India is the world's 2nd biggest consumer of gold after China. The major demand for gold is driven from the jewellery sector. As per the data available, the import for gold registered at USD 34.62 billion in 2021-22 financial year. The import of gold in volume has been registered at 842.28 tonnes in 2021-22.
It is important to note that India does not mine gold and the place name Kolar in Karnataka which used to mine gold earlier has been shut down now. Therefore, India imports almost all of its gold to meet the requirement.
How Gold price is determined?
We use imported gold prices to determine the 22 carats gold price in India.
Who imports Gold?
There are many importers of gold in India. A large number of these importers are some of the renowned government owned banks, leading private sector banks, and several private companies. There is a rise in the number of private companies importing gold to India in the last few years.
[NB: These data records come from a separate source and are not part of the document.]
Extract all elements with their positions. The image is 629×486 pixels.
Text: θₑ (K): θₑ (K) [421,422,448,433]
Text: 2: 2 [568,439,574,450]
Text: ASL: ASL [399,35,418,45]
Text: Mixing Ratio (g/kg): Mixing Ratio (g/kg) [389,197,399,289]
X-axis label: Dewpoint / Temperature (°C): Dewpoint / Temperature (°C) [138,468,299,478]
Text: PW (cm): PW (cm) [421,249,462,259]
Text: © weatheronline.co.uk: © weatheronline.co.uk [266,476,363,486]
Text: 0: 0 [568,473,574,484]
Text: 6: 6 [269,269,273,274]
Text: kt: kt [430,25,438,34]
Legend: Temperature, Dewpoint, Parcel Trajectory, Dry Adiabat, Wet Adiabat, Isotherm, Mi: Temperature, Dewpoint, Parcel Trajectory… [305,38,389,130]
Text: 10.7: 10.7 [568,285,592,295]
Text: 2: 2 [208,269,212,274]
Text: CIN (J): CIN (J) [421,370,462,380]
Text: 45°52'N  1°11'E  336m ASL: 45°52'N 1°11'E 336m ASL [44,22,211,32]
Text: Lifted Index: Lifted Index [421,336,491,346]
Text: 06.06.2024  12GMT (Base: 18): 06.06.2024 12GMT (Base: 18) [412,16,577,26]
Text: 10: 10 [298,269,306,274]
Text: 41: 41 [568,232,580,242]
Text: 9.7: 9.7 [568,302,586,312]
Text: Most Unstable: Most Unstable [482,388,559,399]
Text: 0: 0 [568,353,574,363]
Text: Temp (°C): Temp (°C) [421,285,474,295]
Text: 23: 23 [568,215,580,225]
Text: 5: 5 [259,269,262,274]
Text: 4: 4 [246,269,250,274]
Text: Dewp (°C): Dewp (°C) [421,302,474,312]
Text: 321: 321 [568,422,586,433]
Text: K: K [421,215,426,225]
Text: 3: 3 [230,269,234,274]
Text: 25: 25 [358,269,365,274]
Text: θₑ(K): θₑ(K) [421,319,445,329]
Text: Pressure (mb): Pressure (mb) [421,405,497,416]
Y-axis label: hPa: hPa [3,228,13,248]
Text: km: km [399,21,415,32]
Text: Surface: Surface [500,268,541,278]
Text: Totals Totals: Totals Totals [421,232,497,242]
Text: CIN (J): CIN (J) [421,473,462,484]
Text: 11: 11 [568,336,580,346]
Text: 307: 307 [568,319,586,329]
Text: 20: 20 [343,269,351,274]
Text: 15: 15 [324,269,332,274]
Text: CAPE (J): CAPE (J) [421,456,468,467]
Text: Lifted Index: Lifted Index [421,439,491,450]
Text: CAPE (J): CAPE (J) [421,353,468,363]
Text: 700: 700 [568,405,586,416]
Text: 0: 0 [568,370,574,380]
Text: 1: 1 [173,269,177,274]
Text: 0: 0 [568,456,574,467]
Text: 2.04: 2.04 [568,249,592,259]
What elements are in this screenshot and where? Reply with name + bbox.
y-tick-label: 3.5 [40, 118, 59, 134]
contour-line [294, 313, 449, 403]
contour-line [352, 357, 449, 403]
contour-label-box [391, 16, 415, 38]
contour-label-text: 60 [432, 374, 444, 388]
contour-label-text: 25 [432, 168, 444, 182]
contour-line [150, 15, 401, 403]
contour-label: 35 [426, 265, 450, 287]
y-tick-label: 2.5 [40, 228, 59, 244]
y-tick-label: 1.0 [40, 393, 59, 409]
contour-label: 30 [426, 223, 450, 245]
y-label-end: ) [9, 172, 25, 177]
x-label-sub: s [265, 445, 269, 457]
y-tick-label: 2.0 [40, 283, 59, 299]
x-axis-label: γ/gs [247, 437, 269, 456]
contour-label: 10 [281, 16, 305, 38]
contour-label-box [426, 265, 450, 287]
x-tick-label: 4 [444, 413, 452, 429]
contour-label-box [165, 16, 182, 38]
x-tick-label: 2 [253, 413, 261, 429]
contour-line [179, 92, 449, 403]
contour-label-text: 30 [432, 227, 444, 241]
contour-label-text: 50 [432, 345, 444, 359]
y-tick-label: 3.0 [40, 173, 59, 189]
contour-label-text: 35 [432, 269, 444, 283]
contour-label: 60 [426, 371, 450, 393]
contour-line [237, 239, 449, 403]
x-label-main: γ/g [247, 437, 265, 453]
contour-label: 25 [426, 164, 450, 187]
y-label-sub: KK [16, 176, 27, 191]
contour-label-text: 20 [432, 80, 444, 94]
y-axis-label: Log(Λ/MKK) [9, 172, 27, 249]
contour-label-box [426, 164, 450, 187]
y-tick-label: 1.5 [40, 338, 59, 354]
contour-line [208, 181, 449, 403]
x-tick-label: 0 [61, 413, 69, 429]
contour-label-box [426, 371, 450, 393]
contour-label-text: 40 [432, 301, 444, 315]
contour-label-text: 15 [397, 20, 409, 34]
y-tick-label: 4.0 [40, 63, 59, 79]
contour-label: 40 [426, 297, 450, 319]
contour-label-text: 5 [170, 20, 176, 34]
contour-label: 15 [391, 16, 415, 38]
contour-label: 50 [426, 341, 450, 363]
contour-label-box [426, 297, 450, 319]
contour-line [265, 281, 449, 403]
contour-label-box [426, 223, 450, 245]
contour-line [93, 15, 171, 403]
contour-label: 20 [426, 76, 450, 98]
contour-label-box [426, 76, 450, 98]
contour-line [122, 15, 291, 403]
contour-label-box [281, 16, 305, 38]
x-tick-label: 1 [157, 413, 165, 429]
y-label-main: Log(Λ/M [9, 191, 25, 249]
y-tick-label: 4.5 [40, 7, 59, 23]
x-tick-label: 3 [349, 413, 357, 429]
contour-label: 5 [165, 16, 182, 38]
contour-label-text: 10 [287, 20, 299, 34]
Below is the list of some of the leading importers of gold in India and they play a key role in determining the gold price in India for the wholesale gold rates in India:
State Bank of India
Bank of Baroda
Union Bank of India
Bank of India
Punjab National Bank
Minerals and Metal Trading Corporation of India
Major Factors That Determine Gold Price In India
The price of gold depends on demand and supply formula. It is worth noting that gold is not an easily available commodity as it is quite scarce and not many countries have great gold reserves. Therefore, the prices of gold mainly depend on the demand and supply factors especially in Indian context. India largely imports most of its gold so whenever the import prices surge, the same can be seen in the gold price in India.
The prices of gold are inversely proportional to Dollar prices. The gold rates are decided on the basis of Dollar's performance. As gold is a globally traded commodity and Dollar is the largely preferred global currency, the relationship between gold and US Dollar holds great relevance.
Gold prices can get impacted by global or geopolitical relations among countries. It is noticed that gold prices surges when tensions rise between leading global economies.
After gold is imported, the other components of import duties, VAT etc. are added and gold is then sold to some of the wholesalers who then retail the same to the retailers in the country.